Enrichir la représentation acoustique pour les langues faiblement dotées – Laboratoire d'Informatique de l'Université du Mans

Seminar from Yannick Yomie Nzeuhang, PhD student at Université Yaoundé 1 and ESPERANTO secondee at LIUM

Date: 21/06/2024
Time: 14h00
Localization: IC2, Boardroom
Speaker: Yannick Yomie Nzeuhang

Enriching acoustic representation for for LRL(Low resources Languages)

A popular approach in the literature for tackling the task of speech recognition for low-resource languages is “finetuning”. It is generally based on a multilingual feature extraction model, assumed to be sufficiently general to be exploited whatever the language of application. However, several studies have shown that the performance of these models depends on the linguistic distance between the languages used to pre-train the model and the target language. Furthermore, the specification of these extraction models for a low-resource language is made difficult by their data-intensive nature.
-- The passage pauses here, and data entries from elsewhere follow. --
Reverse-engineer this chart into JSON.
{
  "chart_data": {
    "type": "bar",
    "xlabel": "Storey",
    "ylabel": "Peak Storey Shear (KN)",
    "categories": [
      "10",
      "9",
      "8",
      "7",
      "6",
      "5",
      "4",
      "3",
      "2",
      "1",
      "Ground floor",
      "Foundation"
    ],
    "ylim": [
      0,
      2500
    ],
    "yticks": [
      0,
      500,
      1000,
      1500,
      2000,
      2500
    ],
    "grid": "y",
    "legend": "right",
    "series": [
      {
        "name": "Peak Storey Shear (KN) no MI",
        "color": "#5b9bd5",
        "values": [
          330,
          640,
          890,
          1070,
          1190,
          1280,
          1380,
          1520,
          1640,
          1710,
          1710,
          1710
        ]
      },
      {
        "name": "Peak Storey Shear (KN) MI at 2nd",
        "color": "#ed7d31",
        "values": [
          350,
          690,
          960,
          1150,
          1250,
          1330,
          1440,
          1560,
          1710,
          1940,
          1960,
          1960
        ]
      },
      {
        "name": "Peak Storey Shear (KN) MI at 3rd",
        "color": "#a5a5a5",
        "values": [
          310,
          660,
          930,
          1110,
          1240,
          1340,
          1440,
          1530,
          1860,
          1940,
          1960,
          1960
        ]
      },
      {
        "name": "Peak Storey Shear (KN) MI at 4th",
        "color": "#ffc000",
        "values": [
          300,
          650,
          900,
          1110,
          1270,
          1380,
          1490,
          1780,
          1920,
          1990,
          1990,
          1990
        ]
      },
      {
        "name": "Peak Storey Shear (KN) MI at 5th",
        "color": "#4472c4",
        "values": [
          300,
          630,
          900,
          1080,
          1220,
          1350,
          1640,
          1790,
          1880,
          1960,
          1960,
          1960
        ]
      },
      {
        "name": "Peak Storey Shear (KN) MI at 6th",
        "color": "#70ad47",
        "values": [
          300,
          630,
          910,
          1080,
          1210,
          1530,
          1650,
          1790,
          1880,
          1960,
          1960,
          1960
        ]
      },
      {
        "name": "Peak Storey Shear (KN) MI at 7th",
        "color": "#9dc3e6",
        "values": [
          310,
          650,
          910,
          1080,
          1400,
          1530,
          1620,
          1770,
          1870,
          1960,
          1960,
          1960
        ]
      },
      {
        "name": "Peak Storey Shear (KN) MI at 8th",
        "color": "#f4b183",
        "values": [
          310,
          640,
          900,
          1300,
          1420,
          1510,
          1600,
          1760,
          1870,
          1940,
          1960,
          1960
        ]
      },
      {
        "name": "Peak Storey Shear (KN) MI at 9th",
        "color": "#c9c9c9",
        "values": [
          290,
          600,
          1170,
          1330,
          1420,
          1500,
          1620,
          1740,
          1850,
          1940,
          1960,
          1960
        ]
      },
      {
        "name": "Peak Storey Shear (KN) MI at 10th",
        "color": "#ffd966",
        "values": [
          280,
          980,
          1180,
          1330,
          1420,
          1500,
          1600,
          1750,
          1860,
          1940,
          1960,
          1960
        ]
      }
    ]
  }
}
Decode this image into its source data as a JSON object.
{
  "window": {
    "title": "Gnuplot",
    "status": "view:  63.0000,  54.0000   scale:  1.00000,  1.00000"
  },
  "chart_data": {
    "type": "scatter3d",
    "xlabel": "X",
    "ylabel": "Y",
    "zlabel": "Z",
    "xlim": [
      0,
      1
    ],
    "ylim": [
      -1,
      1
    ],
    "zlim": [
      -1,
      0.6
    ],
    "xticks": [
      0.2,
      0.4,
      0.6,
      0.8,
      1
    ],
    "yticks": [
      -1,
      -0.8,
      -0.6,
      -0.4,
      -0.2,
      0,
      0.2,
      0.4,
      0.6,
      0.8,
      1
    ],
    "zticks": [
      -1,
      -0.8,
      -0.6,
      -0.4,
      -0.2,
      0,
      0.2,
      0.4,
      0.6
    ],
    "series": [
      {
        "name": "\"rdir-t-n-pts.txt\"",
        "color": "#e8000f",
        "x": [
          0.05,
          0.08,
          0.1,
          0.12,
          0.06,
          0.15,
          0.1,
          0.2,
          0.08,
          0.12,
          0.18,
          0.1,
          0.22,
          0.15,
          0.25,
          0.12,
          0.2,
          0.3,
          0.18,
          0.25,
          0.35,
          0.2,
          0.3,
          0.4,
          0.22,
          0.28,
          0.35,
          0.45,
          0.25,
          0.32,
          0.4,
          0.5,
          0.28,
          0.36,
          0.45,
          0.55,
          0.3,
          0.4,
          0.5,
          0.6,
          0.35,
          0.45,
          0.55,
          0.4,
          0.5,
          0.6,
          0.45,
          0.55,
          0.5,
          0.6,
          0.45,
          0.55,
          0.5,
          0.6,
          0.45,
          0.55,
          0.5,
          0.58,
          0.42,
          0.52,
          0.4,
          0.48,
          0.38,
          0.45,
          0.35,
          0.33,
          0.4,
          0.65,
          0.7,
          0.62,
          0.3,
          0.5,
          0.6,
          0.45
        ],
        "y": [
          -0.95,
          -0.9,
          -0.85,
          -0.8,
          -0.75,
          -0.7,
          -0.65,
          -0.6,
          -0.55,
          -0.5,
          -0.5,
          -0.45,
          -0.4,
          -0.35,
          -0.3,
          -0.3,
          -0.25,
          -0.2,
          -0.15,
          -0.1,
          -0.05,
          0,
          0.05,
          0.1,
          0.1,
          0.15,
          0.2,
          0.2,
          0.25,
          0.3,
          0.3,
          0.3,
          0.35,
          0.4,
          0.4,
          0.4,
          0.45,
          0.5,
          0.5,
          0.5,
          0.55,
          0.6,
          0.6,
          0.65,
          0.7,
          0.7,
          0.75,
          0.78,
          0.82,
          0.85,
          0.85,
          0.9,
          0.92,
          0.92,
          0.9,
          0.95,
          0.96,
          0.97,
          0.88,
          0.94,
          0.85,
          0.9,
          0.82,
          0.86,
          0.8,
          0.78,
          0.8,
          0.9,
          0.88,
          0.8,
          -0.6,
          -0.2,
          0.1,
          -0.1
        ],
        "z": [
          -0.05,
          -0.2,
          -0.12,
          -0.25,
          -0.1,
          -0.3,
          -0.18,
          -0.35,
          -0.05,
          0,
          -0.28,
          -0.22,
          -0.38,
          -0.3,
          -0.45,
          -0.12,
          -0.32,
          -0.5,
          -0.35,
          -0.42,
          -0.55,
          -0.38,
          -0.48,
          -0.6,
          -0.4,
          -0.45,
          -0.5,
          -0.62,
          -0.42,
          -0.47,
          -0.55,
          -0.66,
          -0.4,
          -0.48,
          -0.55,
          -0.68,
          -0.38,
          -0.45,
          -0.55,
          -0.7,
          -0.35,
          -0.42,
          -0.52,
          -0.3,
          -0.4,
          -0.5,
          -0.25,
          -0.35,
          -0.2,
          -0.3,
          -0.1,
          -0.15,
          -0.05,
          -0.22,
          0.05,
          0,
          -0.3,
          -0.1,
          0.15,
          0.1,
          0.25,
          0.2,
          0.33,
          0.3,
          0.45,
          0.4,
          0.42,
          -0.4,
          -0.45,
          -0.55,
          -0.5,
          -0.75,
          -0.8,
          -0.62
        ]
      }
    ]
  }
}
For low-resource languages, we propose an approach for learning acoustic representations for the speech recognition task. This approach is based on the use of graph neural networks to enrich acoustic features with linguistic information. We evaluated this enrichment potential by comparing the quality of acoustic-only features with those where they are combined with linguistic information. Preliminary results on the task of recognising isolated words from the google command dataset tend to confirm the improvement in performance with this approach.